AYSU BANKOĞLU (Bartın) – Sayın Başkan, değerli milletvekilleri; 14 Ekim 2022’de ocağımıza ateş düştü ve ne yazık ki aslında madenden yaralı olarak çıkarılmasına rağmen dün vefat haberini aldığımız Ayhan Akgül kardeşimizle birlikte 43 madencimizi yitirdik. Ben bu kürsüden madenci yakınlarına yitirdiğimiz madencileri unutmayacağımızın ve sorumluların peşini bırakmayacağımızın sözünü vermiştim. Aradan aylar geçti, neler oldu? Bir kere, bugün bu raporu tartıştığımız bir komisyon kuruldu ve bu Komisyona muhalefetin tüm itirazlarına ve ısrarlarına rağmen Soma faciası döneminin Enerji Bakanı olan kişi atandı, yetmedi facianın ardından başı önünde hesap vermesi gereken Enerji Bakanı da Çalışma Bakanı da resmî dilekçeyle başvurmamıza rağmen Komisyona teşrif dahi etmedi. Bu sırada, devam eden yargı sürecinde bilirkişi ön inceleme raporu dedi ki: “TTK Genel Müdürlüğü ve Bakanlık denetçileri kusurludur.” Ama ne bir istifa var ne bir görevden alma, sanki hiçbir şey olmamış gibi makamlarında hayatlarına devam ettiler. Savcılık, bilirkişi ön inceleme raporuna rağmen siyasi kanallara yakınlığı bulunan Bakanlık denetçilerinin ve Türkiye Taşkömürü Genel Müdürlük yetkililerinin sadece, bakın, sadece görevi kötüye kullanmaktan yargılanmasını istedi. Ardından ne oldu? Bakanlıktan soruşturma izni istendi. “Sorumluları bulacağız.” diye burada nutuk atan bakanlarınız var ya, savcılığın konuyu soruşturma talebini reddettiler. Tekrar ediyorum, sorumluların yargılanmasını bakanlıklarınız reddetti. Yetmedi, o bakanlar, TTK Genel Müdürlüğü koltuğunda bulunan ve Kozlu faciasının başsorumlusu olan Kazım Eroğlu’nu sessiz sedasız EYT’den emekli etti. Adalet terazisini şahsi menfaatleriyle bozanlar, kortejlerle Bartın’a gelip kader, fıtrat gibi değerlerin arkasına saklanarak olası kastlarını gizlemeye çalışmıştır, düpedüz bir iş cinayeti olan bu faciayı âdeta normalleştirmeye çalışmıştır. O yüzden kimse bize masal anlatmasın değerli milletvekilleri, biz o masalları en son Soma’da, 2014’te çok dinledik ve Soma’nın sorumluları kaybettiğimiz her bir madenci için sadece sekiz gün hapis yattı biliyor musunuz? O yüzden insanların size de sizin adaletinize de güveni kalmadı.

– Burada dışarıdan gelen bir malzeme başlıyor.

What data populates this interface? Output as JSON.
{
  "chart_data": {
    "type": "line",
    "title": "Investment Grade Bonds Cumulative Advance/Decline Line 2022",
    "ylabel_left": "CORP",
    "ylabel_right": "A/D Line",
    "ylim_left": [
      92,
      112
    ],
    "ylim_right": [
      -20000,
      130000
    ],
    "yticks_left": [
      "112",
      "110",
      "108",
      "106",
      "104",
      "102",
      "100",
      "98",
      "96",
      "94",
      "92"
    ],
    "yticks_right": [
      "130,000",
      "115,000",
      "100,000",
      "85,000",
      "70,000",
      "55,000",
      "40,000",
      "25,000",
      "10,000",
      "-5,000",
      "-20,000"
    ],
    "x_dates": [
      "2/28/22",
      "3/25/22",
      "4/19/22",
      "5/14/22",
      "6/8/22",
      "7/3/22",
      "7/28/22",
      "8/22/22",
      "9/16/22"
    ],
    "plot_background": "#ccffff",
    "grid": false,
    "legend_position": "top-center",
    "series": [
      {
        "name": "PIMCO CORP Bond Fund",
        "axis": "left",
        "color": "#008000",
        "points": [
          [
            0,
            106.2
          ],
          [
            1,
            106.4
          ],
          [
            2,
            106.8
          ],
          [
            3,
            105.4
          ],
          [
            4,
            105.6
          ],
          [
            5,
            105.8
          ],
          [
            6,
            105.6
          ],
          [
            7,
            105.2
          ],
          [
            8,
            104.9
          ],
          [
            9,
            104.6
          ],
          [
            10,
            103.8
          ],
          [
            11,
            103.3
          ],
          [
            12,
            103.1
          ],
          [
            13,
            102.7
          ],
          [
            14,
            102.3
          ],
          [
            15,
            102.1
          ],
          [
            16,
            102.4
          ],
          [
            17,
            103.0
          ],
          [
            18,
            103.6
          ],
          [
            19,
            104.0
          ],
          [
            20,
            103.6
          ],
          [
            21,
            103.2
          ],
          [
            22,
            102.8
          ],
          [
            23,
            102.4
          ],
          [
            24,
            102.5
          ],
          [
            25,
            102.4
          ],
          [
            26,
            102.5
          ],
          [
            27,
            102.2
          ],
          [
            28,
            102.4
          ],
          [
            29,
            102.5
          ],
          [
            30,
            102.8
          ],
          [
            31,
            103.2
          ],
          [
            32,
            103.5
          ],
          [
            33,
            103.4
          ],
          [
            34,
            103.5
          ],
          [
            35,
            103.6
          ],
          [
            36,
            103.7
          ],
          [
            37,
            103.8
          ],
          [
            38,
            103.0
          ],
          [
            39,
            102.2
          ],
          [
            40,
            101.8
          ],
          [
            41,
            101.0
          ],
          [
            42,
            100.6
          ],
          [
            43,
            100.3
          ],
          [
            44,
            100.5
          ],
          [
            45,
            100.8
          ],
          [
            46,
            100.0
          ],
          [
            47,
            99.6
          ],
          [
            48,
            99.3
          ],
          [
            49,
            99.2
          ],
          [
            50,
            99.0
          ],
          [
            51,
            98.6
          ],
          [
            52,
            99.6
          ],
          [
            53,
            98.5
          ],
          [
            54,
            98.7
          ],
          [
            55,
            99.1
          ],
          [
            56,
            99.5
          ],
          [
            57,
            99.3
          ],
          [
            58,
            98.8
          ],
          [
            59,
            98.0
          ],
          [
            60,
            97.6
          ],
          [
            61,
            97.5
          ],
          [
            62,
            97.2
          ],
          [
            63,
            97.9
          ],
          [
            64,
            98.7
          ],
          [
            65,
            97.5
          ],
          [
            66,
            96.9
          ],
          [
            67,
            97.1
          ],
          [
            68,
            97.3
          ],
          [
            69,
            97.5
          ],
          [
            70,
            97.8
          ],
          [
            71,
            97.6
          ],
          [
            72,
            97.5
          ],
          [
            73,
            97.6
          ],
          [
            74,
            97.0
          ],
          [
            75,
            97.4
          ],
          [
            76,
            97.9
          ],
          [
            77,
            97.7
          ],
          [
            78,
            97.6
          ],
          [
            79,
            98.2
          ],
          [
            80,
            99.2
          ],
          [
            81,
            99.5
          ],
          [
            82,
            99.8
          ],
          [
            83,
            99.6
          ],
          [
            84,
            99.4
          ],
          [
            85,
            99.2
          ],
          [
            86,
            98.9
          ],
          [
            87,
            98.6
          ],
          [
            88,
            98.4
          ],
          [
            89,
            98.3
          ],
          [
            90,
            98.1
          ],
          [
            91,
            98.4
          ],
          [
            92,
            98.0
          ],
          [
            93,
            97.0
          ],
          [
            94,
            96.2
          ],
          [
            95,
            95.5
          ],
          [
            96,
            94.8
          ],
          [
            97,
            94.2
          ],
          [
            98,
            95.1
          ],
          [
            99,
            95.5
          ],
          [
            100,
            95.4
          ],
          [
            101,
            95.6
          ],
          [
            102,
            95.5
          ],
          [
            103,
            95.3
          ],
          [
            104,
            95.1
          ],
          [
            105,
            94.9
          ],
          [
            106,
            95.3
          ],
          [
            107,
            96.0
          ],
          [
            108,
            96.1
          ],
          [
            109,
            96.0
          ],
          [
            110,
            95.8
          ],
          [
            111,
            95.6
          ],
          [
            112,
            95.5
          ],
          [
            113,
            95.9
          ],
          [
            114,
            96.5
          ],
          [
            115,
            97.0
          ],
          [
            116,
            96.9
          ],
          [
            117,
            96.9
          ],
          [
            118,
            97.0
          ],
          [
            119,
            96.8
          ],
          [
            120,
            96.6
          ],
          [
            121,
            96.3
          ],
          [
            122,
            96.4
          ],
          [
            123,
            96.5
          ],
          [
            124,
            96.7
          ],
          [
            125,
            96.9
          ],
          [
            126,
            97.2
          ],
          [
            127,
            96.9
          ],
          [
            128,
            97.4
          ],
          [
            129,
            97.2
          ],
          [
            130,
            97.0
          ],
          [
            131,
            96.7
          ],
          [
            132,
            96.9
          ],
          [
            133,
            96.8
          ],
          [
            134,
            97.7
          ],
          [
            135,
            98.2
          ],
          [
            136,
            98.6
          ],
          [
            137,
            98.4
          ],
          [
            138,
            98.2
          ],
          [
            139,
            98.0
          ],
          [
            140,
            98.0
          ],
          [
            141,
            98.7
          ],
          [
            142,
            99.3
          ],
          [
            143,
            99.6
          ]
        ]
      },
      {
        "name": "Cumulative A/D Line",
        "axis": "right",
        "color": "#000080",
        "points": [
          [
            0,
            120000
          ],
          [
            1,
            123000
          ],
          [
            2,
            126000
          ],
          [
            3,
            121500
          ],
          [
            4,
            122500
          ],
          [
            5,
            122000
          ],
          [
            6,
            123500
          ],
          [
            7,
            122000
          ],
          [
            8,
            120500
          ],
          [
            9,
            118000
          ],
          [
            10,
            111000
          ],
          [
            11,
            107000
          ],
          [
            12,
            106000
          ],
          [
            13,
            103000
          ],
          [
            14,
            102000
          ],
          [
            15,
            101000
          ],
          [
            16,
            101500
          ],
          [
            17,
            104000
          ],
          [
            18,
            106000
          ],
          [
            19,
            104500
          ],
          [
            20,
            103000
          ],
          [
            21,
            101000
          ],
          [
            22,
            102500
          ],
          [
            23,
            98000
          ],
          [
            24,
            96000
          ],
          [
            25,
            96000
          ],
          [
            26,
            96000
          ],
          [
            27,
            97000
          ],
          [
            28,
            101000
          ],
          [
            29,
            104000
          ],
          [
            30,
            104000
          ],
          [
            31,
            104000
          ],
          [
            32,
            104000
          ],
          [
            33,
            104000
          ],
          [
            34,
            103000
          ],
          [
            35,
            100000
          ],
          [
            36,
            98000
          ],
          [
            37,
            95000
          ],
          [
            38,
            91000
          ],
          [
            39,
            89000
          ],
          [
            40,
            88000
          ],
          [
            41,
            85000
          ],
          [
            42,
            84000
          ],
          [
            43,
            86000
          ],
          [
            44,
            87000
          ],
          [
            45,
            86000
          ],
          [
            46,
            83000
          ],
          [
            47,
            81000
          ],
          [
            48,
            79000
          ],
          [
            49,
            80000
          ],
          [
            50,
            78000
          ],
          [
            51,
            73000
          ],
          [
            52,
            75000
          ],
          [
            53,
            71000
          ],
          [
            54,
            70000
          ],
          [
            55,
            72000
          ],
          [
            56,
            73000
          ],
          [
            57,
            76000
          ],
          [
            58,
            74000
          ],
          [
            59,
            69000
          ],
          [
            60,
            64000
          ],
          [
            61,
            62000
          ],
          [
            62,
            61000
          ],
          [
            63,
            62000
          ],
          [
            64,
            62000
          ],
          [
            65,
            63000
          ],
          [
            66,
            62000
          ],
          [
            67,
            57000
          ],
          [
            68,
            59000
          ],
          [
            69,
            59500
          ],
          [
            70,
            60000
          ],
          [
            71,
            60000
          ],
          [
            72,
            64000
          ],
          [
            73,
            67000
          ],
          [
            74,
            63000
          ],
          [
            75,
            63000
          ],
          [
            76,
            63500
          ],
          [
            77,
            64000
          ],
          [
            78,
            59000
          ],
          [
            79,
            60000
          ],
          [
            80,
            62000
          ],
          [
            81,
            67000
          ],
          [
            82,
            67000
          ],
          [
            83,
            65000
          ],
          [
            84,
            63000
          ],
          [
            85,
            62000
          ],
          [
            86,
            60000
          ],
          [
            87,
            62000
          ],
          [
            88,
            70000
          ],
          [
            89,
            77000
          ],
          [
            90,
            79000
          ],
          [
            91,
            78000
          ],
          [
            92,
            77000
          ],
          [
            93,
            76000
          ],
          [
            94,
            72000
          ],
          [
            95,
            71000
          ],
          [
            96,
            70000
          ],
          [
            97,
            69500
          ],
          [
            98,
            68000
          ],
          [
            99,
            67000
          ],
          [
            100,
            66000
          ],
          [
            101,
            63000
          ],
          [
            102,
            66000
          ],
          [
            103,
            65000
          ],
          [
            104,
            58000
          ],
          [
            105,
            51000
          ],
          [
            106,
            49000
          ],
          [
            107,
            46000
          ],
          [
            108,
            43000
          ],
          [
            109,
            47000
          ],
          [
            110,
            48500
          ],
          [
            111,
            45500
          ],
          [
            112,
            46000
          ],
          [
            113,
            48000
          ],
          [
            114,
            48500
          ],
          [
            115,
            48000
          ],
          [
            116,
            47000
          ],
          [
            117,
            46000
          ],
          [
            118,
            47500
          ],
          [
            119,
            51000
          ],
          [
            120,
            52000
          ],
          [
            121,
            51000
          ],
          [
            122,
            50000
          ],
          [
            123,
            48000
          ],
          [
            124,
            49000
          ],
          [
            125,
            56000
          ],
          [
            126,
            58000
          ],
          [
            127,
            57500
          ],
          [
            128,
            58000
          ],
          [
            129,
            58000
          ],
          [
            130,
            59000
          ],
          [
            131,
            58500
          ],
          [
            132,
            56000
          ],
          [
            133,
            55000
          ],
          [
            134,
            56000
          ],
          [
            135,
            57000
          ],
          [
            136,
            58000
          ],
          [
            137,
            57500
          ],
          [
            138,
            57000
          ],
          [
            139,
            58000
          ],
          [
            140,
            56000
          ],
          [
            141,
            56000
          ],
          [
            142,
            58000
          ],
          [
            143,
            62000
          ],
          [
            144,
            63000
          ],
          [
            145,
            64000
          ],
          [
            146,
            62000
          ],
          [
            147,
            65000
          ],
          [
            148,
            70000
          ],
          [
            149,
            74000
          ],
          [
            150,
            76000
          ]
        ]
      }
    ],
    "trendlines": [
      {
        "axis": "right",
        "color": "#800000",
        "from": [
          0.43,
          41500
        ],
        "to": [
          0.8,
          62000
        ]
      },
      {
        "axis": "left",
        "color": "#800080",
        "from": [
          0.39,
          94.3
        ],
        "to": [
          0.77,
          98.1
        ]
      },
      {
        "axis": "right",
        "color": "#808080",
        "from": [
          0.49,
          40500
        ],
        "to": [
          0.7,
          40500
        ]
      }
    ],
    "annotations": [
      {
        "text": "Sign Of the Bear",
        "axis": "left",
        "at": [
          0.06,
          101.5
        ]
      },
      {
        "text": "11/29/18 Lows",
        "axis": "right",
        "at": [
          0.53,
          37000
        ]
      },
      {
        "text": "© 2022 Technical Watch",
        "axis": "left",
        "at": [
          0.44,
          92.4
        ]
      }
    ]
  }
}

Komisyon raporuna gelince; ne var bu raporda, ne var ya da ne yok, ondan bahsedeyim. Bu raporda müessesedeki personel eksikliği yok, liyakatsizlikleriniz yok, facianın asıl nedenlerine ilişkin birçok noktaya bu raporda ya hiç değinilmemiş ya da birkaç cümleyle geçiştirilmiş ve birçok değerlendirme eksik ya da hatalıdır.

Bakın, müessesede dört yıldır modernizasyonu tamamlanmayan bir havalandırma sorunu vardır. ATİM’de ana havalandırma kaç yıllık biliyor musunuz değerli milletvekilleri? Tam kırk dört yıllık ya! Tali havalandırma 4 pervaneyle yapılmaya çalışılıyor ama bu 4 pervanenin de 1 tanesi facianın gerçekleşmesinden bir gün önceki vardiyada arızalandığı için çalışmıyor. Peki, bununla ilgili konular bu raporda var mı? Hayır, yok. Faciadan otuz beş gün önce müessese için hazırlanan ve ocağın güvenli olmadığını âdeta tescil eden de bir rapor var, Maden İşletme Risk İnceleme Ekspertiz Raporu; o rapor da bu Komisyon raporunda yok. Bu Komisyon raporuna göre değerli milletvekilleri, patlamanın sebebi neymiş biliyor musunuz? Barutçunun yaptığı hatalı patlatma, sorumlusu da rahmetli madenciymiş. Bakın, bu, çok tehlikeli bir tespittir, uyarıyorum; ölmüş, hayatını kaybetmiş madencimizin üzerine atılmaya çalışılan bir iftiradır, çok çirkindir. Kaldı ki bahsi geçen barutçunun otopsi raporunda vefat etme sebebi yanık değil, zehirlenmedir. Bu durumda bile aslında patlamanın hatalı patlatma sebebiyle, grizu faciasının olduğu tespiti teknik olarak mümkün değildir.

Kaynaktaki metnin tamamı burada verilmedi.